Mohammad Siddiq, 70, who was wounded in protests in Kashmir shows his pellet ridden back as his wife stands beside him (Picture: AP)

SRINAGAR, KASHMIR, INDIA - AUGUST 17: Indian government forces stand guard amid curfew like restrictions in the old city, after Indian authorities revoked Article 370 and Article 35A, on August 17, 2019 in Srinagar, the summer capital of Indian administered Kashmir, India. Curfew like restrictions remain in place in Kashmir for the thirteenth consecutive day after India revoked articles 370 and 35A, and phone and internet services also remained suspended. Article 35A of the Indian Constitution was an article that empowered the Jammu and Kashmir state's legislature to define permanent residents of the state and provided special rights and privileges to those permanent residents, also preventing non-locals from buying or owning property in the state. Prior to 1947, Jammu and Kashmir was a princely state under the British Empire. It was added to the Constitution through a Presidential Order. The Constitution Order 1954, (Application to Jammu and Kashmir) was issued by the President of India on 14 May, 1954 in accordance with Article 370 of the Indian Constitution, and with the concurrence of the Government of the State of Jammu and Kashmir. Kashmir has been a state under siege, with both India and Pakistan laying claim to it. Human rights organizations say more than 80,000 have died in the two decade long conflict with the Indian government claiming the number as 42,000. (Photo by Yawar Nazir/ Getty Images)

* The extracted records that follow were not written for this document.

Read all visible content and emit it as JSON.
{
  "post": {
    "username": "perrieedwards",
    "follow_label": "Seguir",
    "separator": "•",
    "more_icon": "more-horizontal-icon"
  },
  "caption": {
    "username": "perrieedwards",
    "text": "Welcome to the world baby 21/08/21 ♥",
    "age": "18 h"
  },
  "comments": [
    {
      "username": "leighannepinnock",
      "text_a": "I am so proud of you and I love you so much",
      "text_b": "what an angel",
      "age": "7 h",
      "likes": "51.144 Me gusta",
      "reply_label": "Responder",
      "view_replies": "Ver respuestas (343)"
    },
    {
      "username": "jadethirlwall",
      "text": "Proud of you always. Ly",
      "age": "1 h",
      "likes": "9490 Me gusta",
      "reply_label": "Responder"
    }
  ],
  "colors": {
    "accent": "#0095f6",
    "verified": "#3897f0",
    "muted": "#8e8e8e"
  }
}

Indian government forces stand guard amid curfew like restrictions in Kashmir (Picture: Getty Images)

Nearly 6,000 single or mass graves have been found in Kashmir since 2008.

In the latest round of violence, it is alleged that the Indian army has used teargas, chilli grenades and pellets to disperse protesters, according to a number of civilians.

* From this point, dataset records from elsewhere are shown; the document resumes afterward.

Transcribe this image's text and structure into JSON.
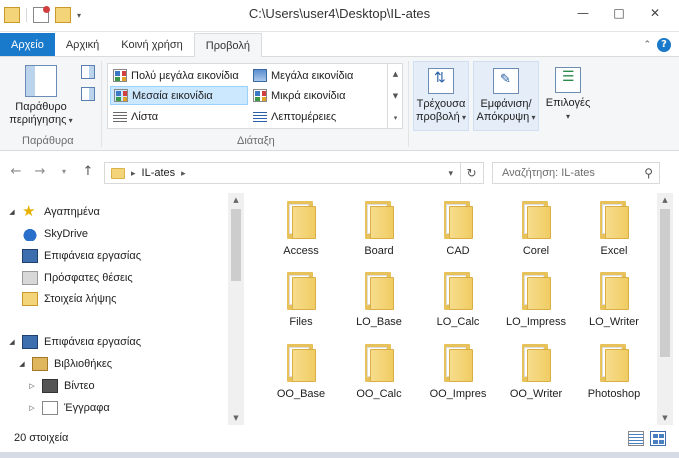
{
  "window": {
    "title": "C:\\Users\\user4\\Desktop\\IL-ates",
    "controls": [
      "—",
      "□",
      "✕"
    ]
  },
  "ribbon_tabs": [
    {
      "label": "Αρχείο",
      "kind": "file"
    },
    {
      "label": "Αρχική",
      "kind": "normal"
    },
    {
      "label": "Κοινή χρήση",
      "kind": "normal"
    },
    {
      "label": "Προβολή",
      "kind": "active"
    }
  ],
  "ribbon": {
    "panes": {
      "nav_pane_label_line1": "Παράθυρο",
      "nav_pane_label_line2": "περιήγησης",
      "group_label": "Παράθυρα"
    },
    "layout": {
      "items": [
        {
          "label": "Πολύ μεγάλα εικονίδια",
          "icon": "extra-large-icons-icon",
          "selected": false
        },
        {
          "label": "Μεγάλα εικονίδια",
          "icon": "large-icons-icon",
          "selected": false
        },
        {
          "label": "Μεσαία εικονίδια",
          "icon": "medium-icons-icon",
          "selected": true
        },
        {
          "label": "Μικρά εικονίδια",
          "icon": "small-icons-icon",
          "selected": false
        },
        {
          "label": "Λίστα",
          "icon": "list-icon",
          "selected": false
        },
        {
          "label": "Λεπτομέρειες",
          "icon": "details-icon",
          "selected": false
        }
      ],
      "group_label": "Διάταξη"
    },
    "current_view": {
      "line1": "Τρέχουσα",
      "line2": "προβολή"
    },
    "show_hide": {
      "line1": "Εμφάνιση/",
      "line2": "Απόκρυψη"
    },
    "options": {
      "label": "Επιλογές"
    }
  },
  "address": {
    "path_segment": "IL-ates",
    "search_placeholder": "Αναζήτηση: IL-ates"
  },
  "nav_pane": {
    "items": [
      {
        "label": "Αγαπημένα",
        "icon": "star-icon"
      },
      {
        "label": "SkyDrive",
        "icon": "cloud-icon"
      },
      {
        "label": "Επιφάνεια εργασίας",
        "icon": "desktop-icon"
      },
      {
        "label": "Πρόσφατες θέσεις",
        "icon": "recent-places-icon"
      },
      {
        "label": "Στοιχεία λήψης",
        "icon": "downloads-icon"
      },
      {
        "label": "Επιφάνεια εργασίας",
        "icon": "desktop-icon"
      },
      {
        "label": "Βιβλιοθήκες",
        "icon": "libraries-icon"
      },
      {
        "label": "Βίντεο",
        "icon": "videos-icon"
      },
      {
        "label": "Έγγραφα",
        "icon": "documents-icon"
      }
    ]
  },
  "folders": [
    "Access",
    "Board",
    "CAD",
    "Corel",
    "Excel",
    "Files",
    "LO_Base",
    "LO_Calc",
    "LO_Impress",
    "LO_Writer",
    "OO_Base",
    "OO_Calc",
    "OO_Impres",
    "OO_Writer",
    "Photoshop"
  ],
  "status": {
    "item_count": "20 στοιχεία"
  },
  "colors": {
    "accent": "#1979ca",
    "folder": "#f0cc63",
    "selection": "#cce8ff"
  }
}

The Foreign Office says it is aware of the situation in Kashmir and has been contacted for comment.

What are the roots of the Kashmir conflict?

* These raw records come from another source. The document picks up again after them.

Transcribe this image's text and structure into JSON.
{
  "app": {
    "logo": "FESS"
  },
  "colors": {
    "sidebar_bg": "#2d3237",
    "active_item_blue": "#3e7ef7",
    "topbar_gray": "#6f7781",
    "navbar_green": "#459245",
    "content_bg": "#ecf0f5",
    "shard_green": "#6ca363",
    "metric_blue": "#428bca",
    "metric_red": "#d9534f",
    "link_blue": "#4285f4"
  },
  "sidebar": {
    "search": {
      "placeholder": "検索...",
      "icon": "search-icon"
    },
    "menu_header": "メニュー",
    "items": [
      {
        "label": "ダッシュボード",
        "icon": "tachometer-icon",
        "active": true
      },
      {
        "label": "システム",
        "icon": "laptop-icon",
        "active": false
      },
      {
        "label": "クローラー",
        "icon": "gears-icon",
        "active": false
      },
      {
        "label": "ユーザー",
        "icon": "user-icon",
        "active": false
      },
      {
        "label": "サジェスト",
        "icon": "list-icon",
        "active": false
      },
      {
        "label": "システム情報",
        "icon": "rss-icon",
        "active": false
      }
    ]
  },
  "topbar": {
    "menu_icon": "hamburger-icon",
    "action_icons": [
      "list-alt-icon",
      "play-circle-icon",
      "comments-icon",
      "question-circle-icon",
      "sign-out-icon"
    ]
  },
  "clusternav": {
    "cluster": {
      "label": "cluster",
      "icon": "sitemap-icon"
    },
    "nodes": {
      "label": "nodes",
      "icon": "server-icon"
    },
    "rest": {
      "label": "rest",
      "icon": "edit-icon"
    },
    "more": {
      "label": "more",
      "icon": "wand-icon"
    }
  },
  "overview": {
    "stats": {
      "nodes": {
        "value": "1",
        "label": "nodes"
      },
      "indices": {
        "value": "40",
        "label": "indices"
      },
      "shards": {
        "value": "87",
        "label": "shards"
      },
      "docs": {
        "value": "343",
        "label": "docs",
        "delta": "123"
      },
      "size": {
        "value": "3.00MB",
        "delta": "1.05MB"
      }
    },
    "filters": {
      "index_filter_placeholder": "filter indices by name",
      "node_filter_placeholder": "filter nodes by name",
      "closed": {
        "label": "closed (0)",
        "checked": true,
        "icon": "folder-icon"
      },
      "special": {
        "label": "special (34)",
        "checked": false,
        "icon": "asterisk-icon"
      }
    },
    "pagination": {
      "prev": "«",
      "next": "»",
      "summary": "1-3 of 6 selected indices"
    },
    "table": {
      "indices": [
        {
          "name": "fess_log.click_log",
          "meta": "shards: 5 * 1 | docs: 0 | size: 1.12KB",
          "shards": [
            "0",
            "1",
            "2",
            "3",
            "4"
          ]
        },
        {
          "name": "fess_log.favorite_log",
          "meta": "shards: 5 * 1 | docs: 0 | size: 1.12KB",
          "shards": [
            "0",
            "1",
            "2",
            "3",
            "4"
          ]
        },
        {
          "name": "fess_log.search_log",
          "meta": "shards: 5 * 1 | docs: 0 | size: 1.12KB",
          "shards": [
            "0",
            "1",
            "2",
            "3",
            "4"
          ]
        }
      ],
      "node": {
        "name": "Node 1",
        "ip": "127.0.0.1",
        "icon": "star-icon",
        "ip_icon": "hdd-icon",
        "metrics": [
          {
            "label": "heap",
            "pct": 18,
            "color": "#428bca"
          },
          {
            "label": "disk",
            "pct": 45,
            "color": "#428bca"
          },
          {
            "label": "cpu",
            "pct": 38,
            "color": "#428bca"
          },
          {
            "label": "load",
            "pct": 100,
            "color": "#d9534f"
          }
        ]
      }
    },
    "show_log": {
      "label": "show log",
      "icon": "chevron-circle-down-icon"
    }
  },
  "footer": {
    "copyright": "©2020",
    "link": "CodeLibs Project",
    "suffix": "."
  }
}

  • During the partition of India in 1947, the area was divided among mainly religious lines; Muslim-majority Pakistan and Hindu-majority India.
  • Some expected Jammu and Kashmir, like other Muslim-majority regions, to go to Pakistan.
  • Kashmir was free to decide whether it wanted to be part of India or Pakistan.
  • The ruler of the princely state, which had a Muslim majority, had initially wanted Jammu and Kashmir to become independent, but decided to join India in return for help against an invasion of tribesmen from Pakistan.
  • War broke out between India and Pakistan, and Kashmir effectively became partitioned along what is now known as the Line of Control.
  • The region, which remains one of the most militarised zones in the world, has been a flashpoint between India and Pakistan for more than six decades.